I wish someone can enlighten me the below points:

  • For 10% of the test instances, t corresponds to the end of the first (pre-rinse) phase.
  • For 30% of the test instances, t corresponds to the end of the second (caustic) phase.
  • For 30% of the test instances, t corresponds to the end of the third (intermediate rinse) phase.
  • For 30% of the test instances, t corresponds to the end of the fourth (acid) phase.

Thanks

I understand this paragraph as a fraction of test processes that ends on particular phase.
But simple calculations on test_values.zip give me different percentages.

# test_data is the data from the test_values.zip
n = test_data['process_id'].nunique()
test_data.sort_values(by=['process_id', 'timestamp'])\
  .groupby('process_id', as_index=False)['phase'].last()\
  .groupby('phase').size() * 100 / n

gives me following results

phase
pre_rinse              9.841591
caustic               40.613414
acid                  26.895854
intermediate_rinse    22.649141

which does not match exactly (10/30/30/30) split.

Thanks twalen for the feedback. My understanding for 10/30/30/30 split for each process_id not the test_data. Do you have sample code to check this?
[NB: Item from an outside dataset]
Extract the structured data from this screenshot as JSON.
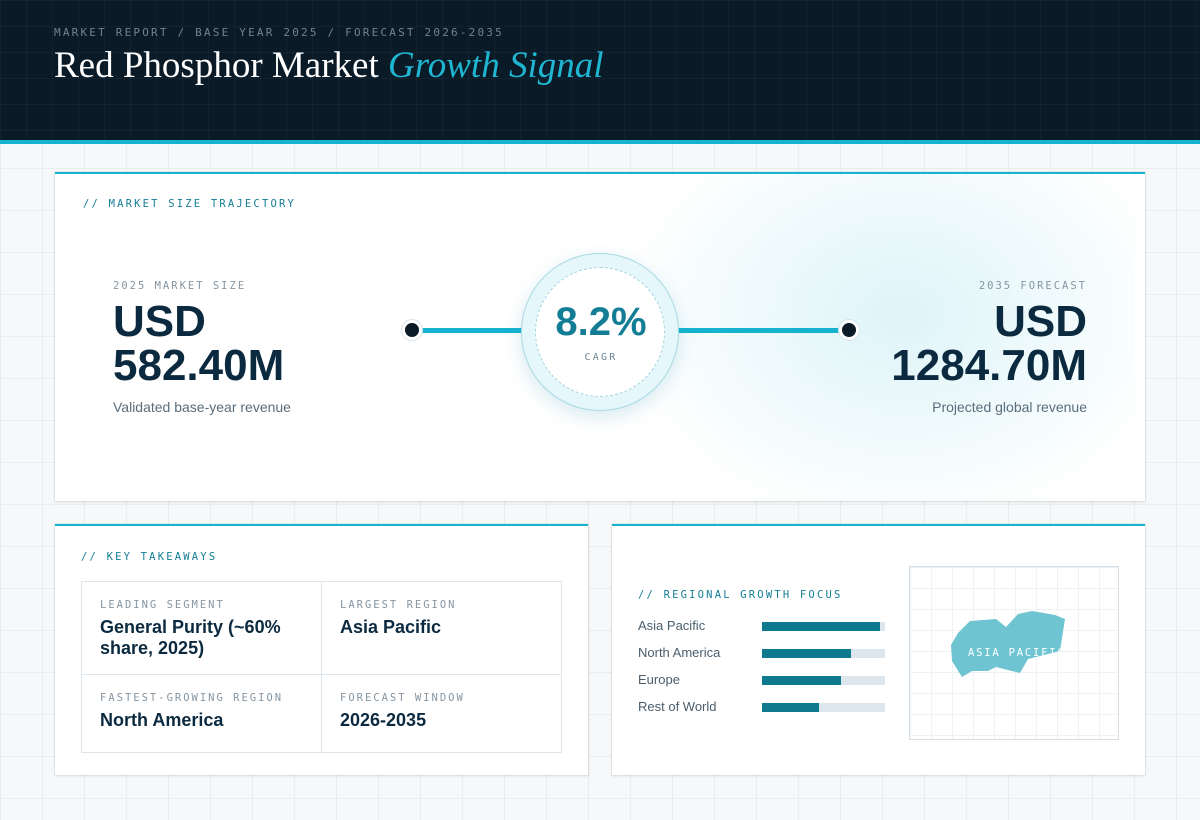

In the train set the last phase is always final_rinse, in my understanding this paragraphs in the problem description is only for the testing set.

However, in the test set you are only given data from select previous phases (up to a given time, t) and then asked to predict into the future.

  • For 10% of the test instances, t corresponds to the end of the first (pre-rinse) phase.
  • For 30% of the test instances, t corresponds to the end of the second (caustic) phase.
  • For 30% of the test instances, t corresponds to the end of the third (intermediate rinse) phase.
  • For 30% of the test instances, t corresponds to the end of the fourth (acid) phase.

Those percentages are approximate, with the true percentages being subject to a number of other constraints. We provide this estimate in case participants want to undertake a similar approach with the training data.